Maintenant donc, messieurs, pourquoi faudrait-il nous brûler ? On voit bien dans vos écrits de la cruauté, des platitudes et de la mauvaise foi ; dans les miens, on y voit de la bonne foi, de la colère, et quelques platitudes.


Mais, après tout, il faut pourtant conclure
Qu’entre messieurs Siméon père et fils,
Gassier, Barlet, Desorgues, Portalis,
Falcoz et moi, tous faiseurs d’écriture,
Aucun de nous n’est sorcier, je vous jure.


Caron de Beaumarchais.
Mathieu, procureur ;
M. le conseiller de Saint-Marc, rapporteur.

Ci-joint la déclaration du dépôt que j’ai fait chez le notaire de ma soumission de cinquante mille livres.

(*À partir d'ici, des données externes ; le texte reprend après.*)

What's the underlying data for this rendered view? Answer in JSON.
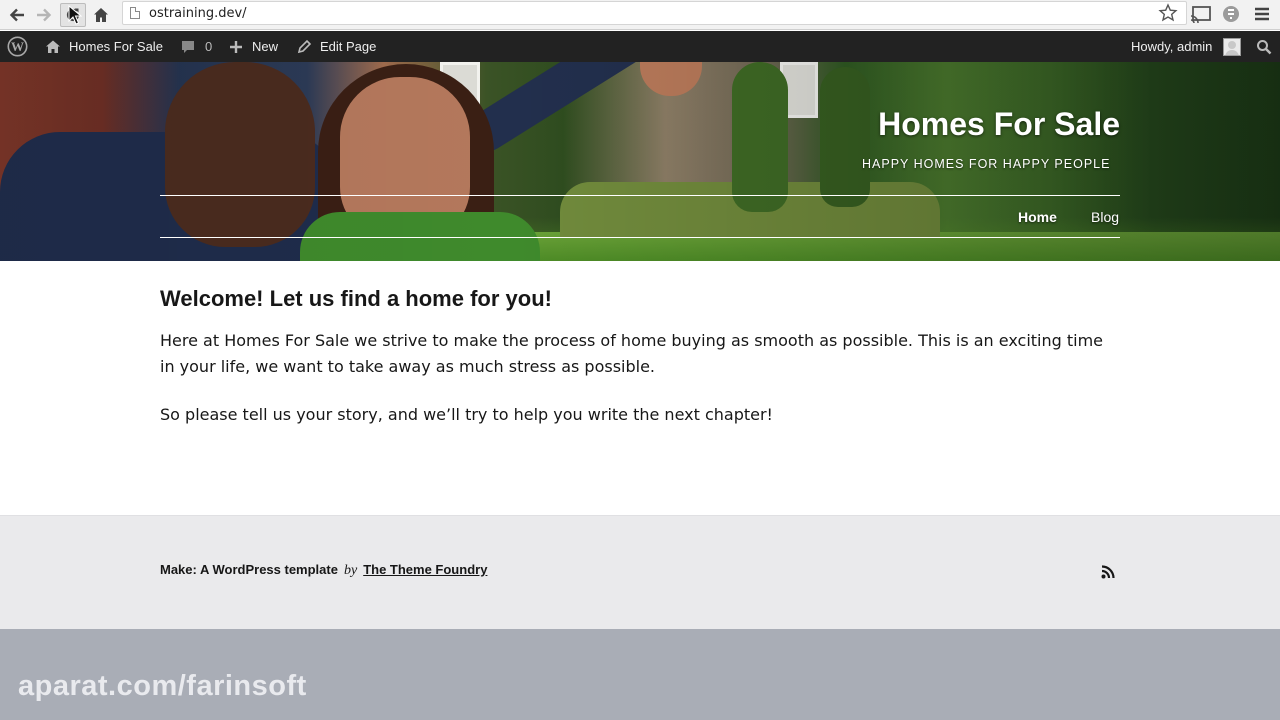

« Je soussigné Pierre Boyer, conseiller du roi, notaire à Aix en Provence, déclare que M. de Beaumarchais m’a remis cejourd’hui sa soumission, telle qu’elle est insérée mot à mot dans son mémoire imprimé, intitulé le Tartare à la Légion, page 15 dudit mémoire, duquel mémoire il m’a remis un exemplaire signé de lui. Fait à Aix, le 19 juillet 1778. »


POST-SCRIPTUM


Ce mémoire était tout imprimé, lorsque le comte de la Blache vient de me faire signifier une lettre de son ami Dupont, arrivée, dit-il, de Béarn, où le comte de la Blache ignorait qu’il fût (dit-il encore). Je cherche en vain ce que veut dire cette nouvelle communication qu’il me fait faire ; à quoi cela répond-il ? cui bono ? Cela lui vient à point comme sa lettre de Grenoble à son ami Goëzman.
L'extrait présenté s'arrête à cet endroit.